2025-10-01 –, Gaston Berger
Discover how Insee transitioned from fastText to a PyTorch-based model for text classification by developing and open-sourcing the torchFastText package. This presentation will cover the creation, deployment, and practical applications of torchFastText in modernizing automatic coding systems, benefiting Insee and other European National Statistical Institutes (NSIs).
Insee, France's National Institute of Statistics and Economic Studies, has long relied on fastText for automatic coding tasks. Recognizing the need to modernize and future-proof this critical functionality, we developed torchFastText — an open-source Python package that enables easy training and deployment of a PyTorch-based model for text classification, paving the way for further innovation in this domain.
This session will delve into the motivations behind replacing fastText, the design and implementation of torchFastText, and its integration into Insee's production environment. We'll discuss the challenges faced during this transition, including model compatibility, performance optimization, and user adoption.

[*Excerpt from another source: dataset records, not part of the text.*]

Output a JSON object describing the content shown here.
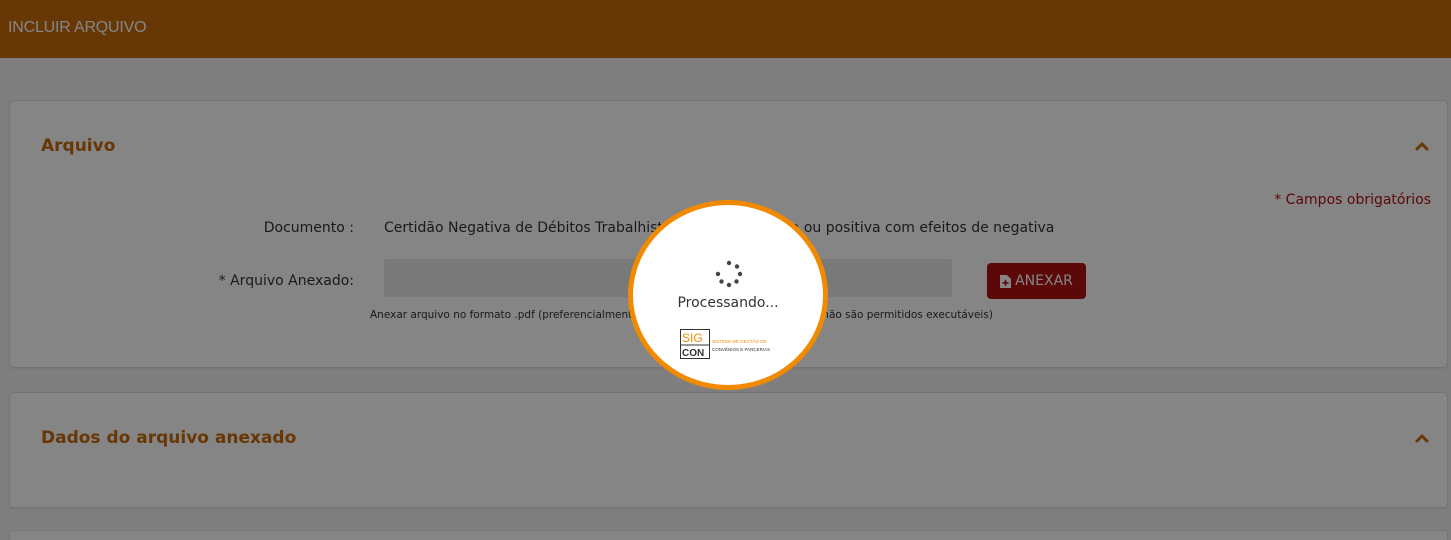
{
  "header": {
    "title": "INCLUIR ARQUIVO"
  },
  "panel_arquivo": {
    "title": "Arquivo",
    "required_note": "* Campos obrigatórios",
    "documento_label": "Documento :",
    "documento_value": "Certidão Negativa de Débitos Trabalhistas (CNDT) negativa ou positiva com efeitos de negativa",
    "arquivo_label": "* Arquivo Anexado:",
    "arquivo_value": "",
    "anexar_label": "ANEXAR",
    "help_text": "Anexar arquivo no formato .pdf (preferencialmente), .doc, .docx, .xls, .xlsx, .jpg, etc. (não são permitidos executáveis)"
  },
  "panel_dados": {
    "title": "Dados do arquivo anexado"
  },
  "loading": {
    "text": "Processando...",
    "logo_sig": "SIG",
    "logo_con": "CON",
    "logo_line1": "SISTEMA DE GESTÃO DE",
    "logo_line2": "CONVÊNIOS E PARCERIAS"
  },
  "colors": {
    "brand": "#c76a0c",
    "danger": "#b01111",
    "loader_ring": "#f18a00"
  },
  "icons": {
    "collapse": "chevron-up-icon",
    "attach": "file-plus-icon",
    "spinner": "spinner-icon"
  }
}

Attendees will gain insights into:
-
The rationale for moving from fastText to a PyTorch-based model in production
-
Packaging a PyTorch-based model architecture and open-source collaboration
-
Key features and architecture of torchFastText
-
Deployment strategies within a public administration (MLOps, cloud native tools, security)
-
Lessons learned and best practices for similar transitions
This talk is intended for data scientists, machine learning engineers, and practitioners interested in NLP, model deployment, and open-source tool development.
Data Scientist at the Innovation Lab, Insee
Cédric Couralet, Data Scientist at Insee, is an open-source enthusiast, with expertise in software architecture and secure system design.